Iota is a Cryptocurrency designed to facilitate transactions easily in the world of the Internet of Things. Unlike other cryptos, Iota does not use a blockchain but rather a Tangle to confirm transactions.
The Iota white paper was written by Serguei Popov and published December 28, 2017.
While blockchain tech has real-world value, it doesn’t come without its drawbacks. One such drawback is the transaction fee. According to the IOTA whitepaper :
The importance of micropayments will increase in the rapidly developing IoT industry, and paying a fee that is larger than the amount of value being transferred is not logical.
This is where IOTA comes into play. It was designed from the ground up to have absolutely no transaction fees. This solution was made possible with Tangle technology.
The network is able to achieve consensus with no transaction fees with the use of Tangle technology. The Tangle is the coined term for IOTA’s DAG (Directed Acyclic Graph) on which the network is based. Instead of being packaged into blocks and chained one after another, IOTA’s transactions are connected in a big tangled web.

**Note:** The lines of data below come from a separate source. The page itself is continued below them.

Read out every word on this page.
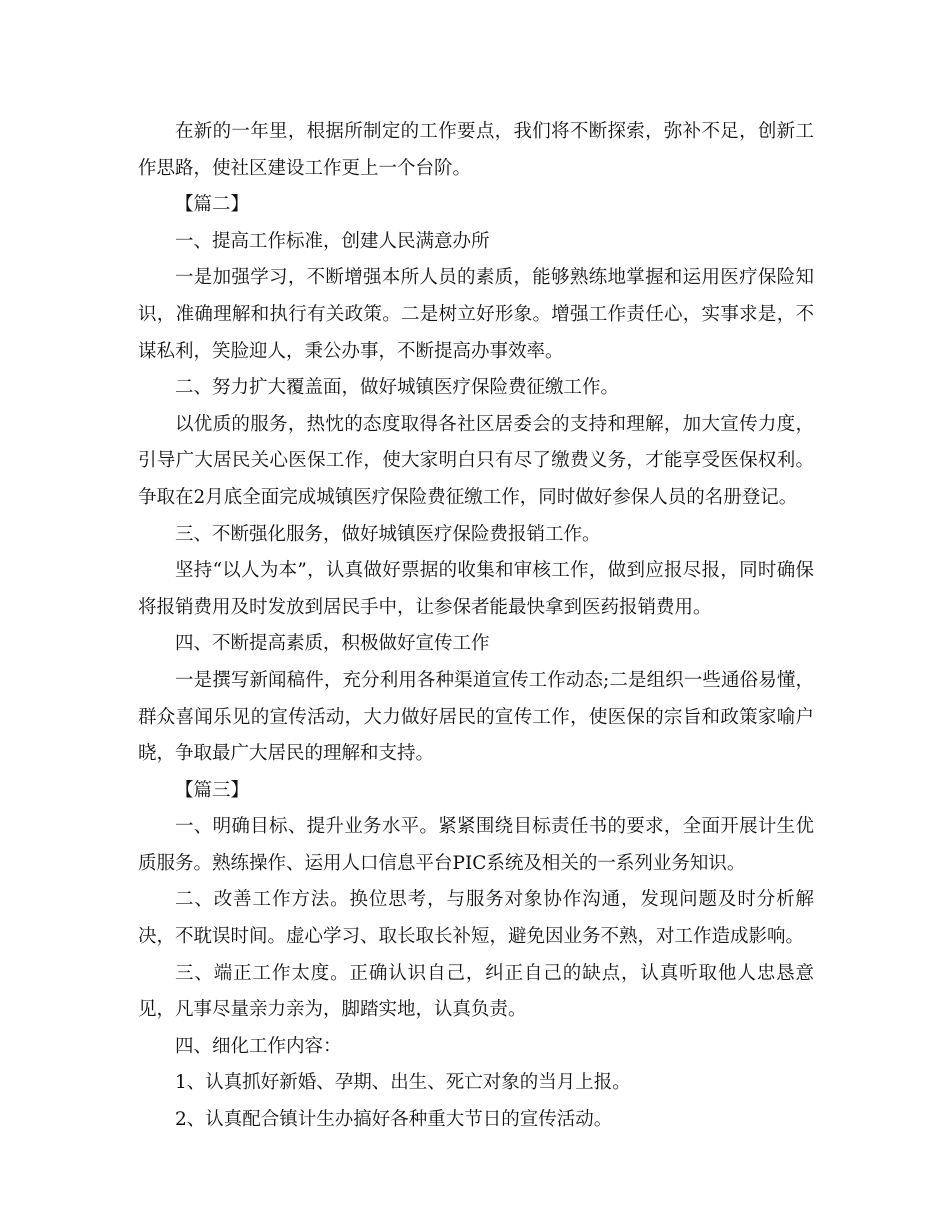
在新的一年里，根据所制定的工作要点，我们将不断探索，弥补不足，创新工作思路，使社区建设工作更上一个台阶。

【篇二】

一、提高工作标准，创建人民满意办所

一是加强学习，不断增强本所人员的素质，能够熟练地掌握和运用医疗保险知识，准确理解和执行有关政策。二是树立好形象。增强工作责任心，实事求是，不谋私利，笑脸迎人，秉公办事，不断提高办事效率。

二、努力扩大覆盖面，做好城镇医疗保险费征缴工作。

以优质的服务，热忱的态度取得各社区居委会的支持和理解，加大宣传力度，引导广大居民关心医保工作，使大家明白只有尽了缴费义务，才能享受医保权利。争取在2月底全面完成城镇医疗保险费征缴工作，同时做好参保人员的名册登记。

三、不断强化服务，做好城镇医疗保险费报销工作。

坚持“以人为本”，认真做好票据的收集和审核工作，做到应报尽报，同时确保将报销费用及时发放到居民手中，让参保者能最快拿到医药报销费用。

四、不断提高素质，积极做好宣传工作

一是撰写新闻稿件，充分利用各种渠道宣传工作动态;二是组织一些通俗易懂，群众喜闻乐见的宣传活动，大力做好居民的宣传工作，使医保的宗旨和政策家喻户晓，争取最广大居民的理解和支持。

【篇三】

一、明确目标、提升业务水平。紧紧围绕目标责任书的要求，全面开展计生优质服务。熟练操作、运用人口信息平台PIC系统及相关的一系列业务知识。

二、改善工作方法。换位思考，与服务对象协作沟通，发现问题及时分析解决，不耽误时间。虚心学习、取长取长补短，避免因业务不熟，对工作造成影响。

三、端正工作太度。正确认识自己，纠正自己的缺点，认真听取他人忠恳意见，凡事尽量亲力亲为，脚踏实地，认真负责。

四、细化工作内容：

1、认真抓好新婚、孕期、出生、死亡对象的当月上报。

2、认真配合镇计生办搞好各种重大节日的宣传活动。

Rather than having mining farms mine whole blocks, each user verifies the past two transactions with a tiny amount of work before he or she can send their own transaction. In this way, the cost of each transaction is the cost of electricity it took your node to verify the past transactions rather than a fee set by a network of miners.

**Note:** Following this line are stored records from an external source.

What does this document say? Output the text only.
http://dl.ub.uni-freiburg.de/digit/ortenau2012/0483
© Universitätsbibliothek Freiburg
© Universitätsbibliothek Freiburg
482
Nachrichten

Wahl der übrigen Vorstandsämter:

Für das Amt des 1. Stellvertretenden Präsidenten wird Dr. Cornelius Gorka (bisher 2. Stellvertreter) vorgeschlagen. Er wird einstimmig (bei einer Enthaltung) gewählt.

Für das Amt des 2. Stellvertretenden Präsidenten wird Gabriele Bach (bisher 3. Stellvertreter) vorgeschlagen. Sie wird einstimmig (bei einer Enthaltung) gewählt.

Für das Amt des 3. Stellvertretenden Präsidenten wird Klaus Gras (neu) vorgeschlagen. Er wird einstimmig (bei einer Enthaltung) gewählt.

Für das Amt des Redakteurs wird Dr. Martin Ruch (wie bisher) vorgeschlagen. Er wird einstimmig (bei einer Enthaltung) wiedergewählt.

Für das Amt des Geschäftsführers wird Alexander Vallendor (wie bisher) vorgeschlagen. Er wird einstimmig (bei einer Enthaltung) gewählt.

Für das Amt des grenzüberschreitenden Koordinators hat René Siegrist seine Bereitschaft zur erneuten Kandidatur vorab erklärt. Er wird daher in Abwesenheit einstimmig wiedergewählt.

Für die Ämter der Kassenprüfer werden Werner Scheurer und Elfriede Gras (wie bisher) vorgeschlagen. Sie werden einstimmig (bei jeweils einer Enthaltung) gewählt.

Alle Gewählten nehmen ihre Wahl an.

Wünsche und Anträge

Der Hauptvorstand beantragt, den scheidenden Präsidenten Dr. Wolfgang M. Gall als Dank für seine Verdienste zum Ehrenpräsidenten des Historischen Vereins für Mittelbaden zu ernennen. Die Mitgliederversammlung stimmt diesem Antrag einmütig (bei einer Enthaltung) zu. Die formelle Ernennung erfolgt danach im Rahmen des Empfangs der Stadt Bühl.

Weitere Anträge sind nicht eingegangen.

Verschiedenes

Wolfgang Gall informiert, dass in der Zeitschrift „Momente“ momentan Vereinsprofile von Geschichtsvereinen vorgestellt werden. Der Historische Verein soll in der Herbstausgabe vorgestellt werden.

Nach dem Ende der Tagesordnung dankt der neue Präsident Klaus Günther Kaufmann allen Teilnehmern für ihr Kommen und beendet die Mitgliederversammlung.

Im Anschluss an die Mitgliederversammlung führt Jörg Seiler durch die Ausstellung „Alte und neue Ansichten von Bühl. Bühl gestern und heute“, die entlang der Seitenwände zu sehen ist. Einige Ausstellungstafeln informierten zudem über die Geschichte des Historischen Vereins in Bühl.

Furthermore, since Tangle technology doesn’t have blocks, one doesn’t need to wait for verifications. Transactions are mined in parallel, and as a result happen instantly. This is precisely why Tangle-based cryptocurrencies are able to achieve the highest TPS (transactions per second) rates among all blockchain-based currencies.
IOTA’S NETWORK RESILIENCE
Another advantage of using Tangle technology is that the network becomes more resilient to quantum computing and also to the infamous 51% attacks you may have heard about (which is actually a 34% attack).
It was believed that if an attacker had access to 51% of Bitcoin’s network power, he or she could take over the cryptocurrency. However, it was later found out that 34% was enough. Essentially what is required to take over a blockchain-based network is a certain percentage of the total hashing power. Because of IOTA’s network topology, there are three things that are required in order to perform such an attack:
- A percentage of the network hash rate
- Having a full view of the network
- Being paired with a certain percentage of nodes
The first variable is self-explanatory. A full view of the network is required in order to propagate the rogue hashing power effectively throughout the network. Finally, that hashing power must be paired with a sufficiently high percentage of nodes in order to actually propagate the attack successfully. If the attack isn’t performed fast enough, the network will easily see the anomaly and ignore the threat.

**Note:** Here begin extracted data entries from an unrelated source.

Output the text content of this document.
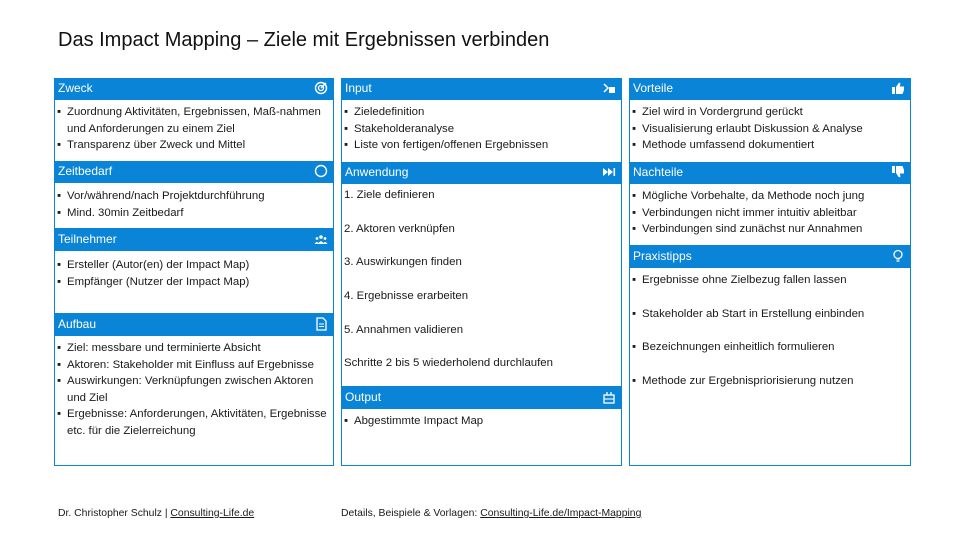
Das Impact Mapping – Ziele mit Ergebnissen verbinden
Zweck
▪ Zuordnung Aktivitäten, Ergebnissen, Maß-nahmen und Anforderungen zu einem Ziel
▪ Transparenz über Zweck und Mittel
Zeitbedarf
▪ Vor/während/nach Projektdurchführung
▪ Mind. 30min Zeitbedarf
Teilnehmer
▪ Ersteller (Autor(en) der Impact Map)
▪ Empfänger (Nutzer der Impact Map)
Aufbau
▪ Ziel: messbare und terminierte Absicht
▪ Aktoren: Stakeholder mit Einfluss auf Ergebnisse
▪ Auswirkungen: Verknüpfungen zwischen Aktoren und Ziel
▪ Ergebnisse: Anforderungen, Aktivitäten, Ergebnisse etc. für die Zielerreichung
Input
▪ Zieledefinition
▪ Stakeholderanalyse
▪ Liste von fertigen/offenen Ergebnissen
Anwendung
1. Ziele definieren
2. Aktoren verknüpfen
3. Auswirkungen finden
4. Ergebnisse erarbeiten
5. Annahmen validieren
Schritte 2 bis 5 wiederholend durchlaufen
Output
▪ Abgestimmte Impact Map
Vorteile
▪ Ziel wird in Vordergrund gerückt
▪ Visualisierung erlaubt Diskussion & Analyse
▪ Methode umfassend dokumentiert
Nachteile
▪ Mögliche Vorbehalte, da Methode noch jung
▪ Verbindungen nicht immer intuitiv ableitbar
▪ Verbindungen sind zunächst nur Annahmen
Praxistipps
▪ Ergebnisse ohne Zielbezug fallen lassen
▪ Stakeholder ab Start in Erstellung einbinden
▪ Bezeichnungen einheitlich formulieren
▪ Methode zur Ergebnispriorisierung nutzen
Dr. Christopher Schulz | Consulting-Life.de	Details, Beispiele & Vorlagen: Consulting-Life.de/Impact-Mapping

While there is a slim chance that an attacker may gain enough hash power and be paired with a large enough amount of nodes, the network topology is kept private because connections between nodes are private. Thus, it would be extremely unlikely that such an attack would successfully take place.
Another advantage to IOTA’s network is its quantum resilience. Because of its use of Winternitz hash-based signatures instead of elliptic curve cryptography, it’s able to resist quantum-based computing which will inevitably come in the future. Current research suggests that hash-based functions are secure against quantum computing, which was one of the reasons IOTA decided to go that route.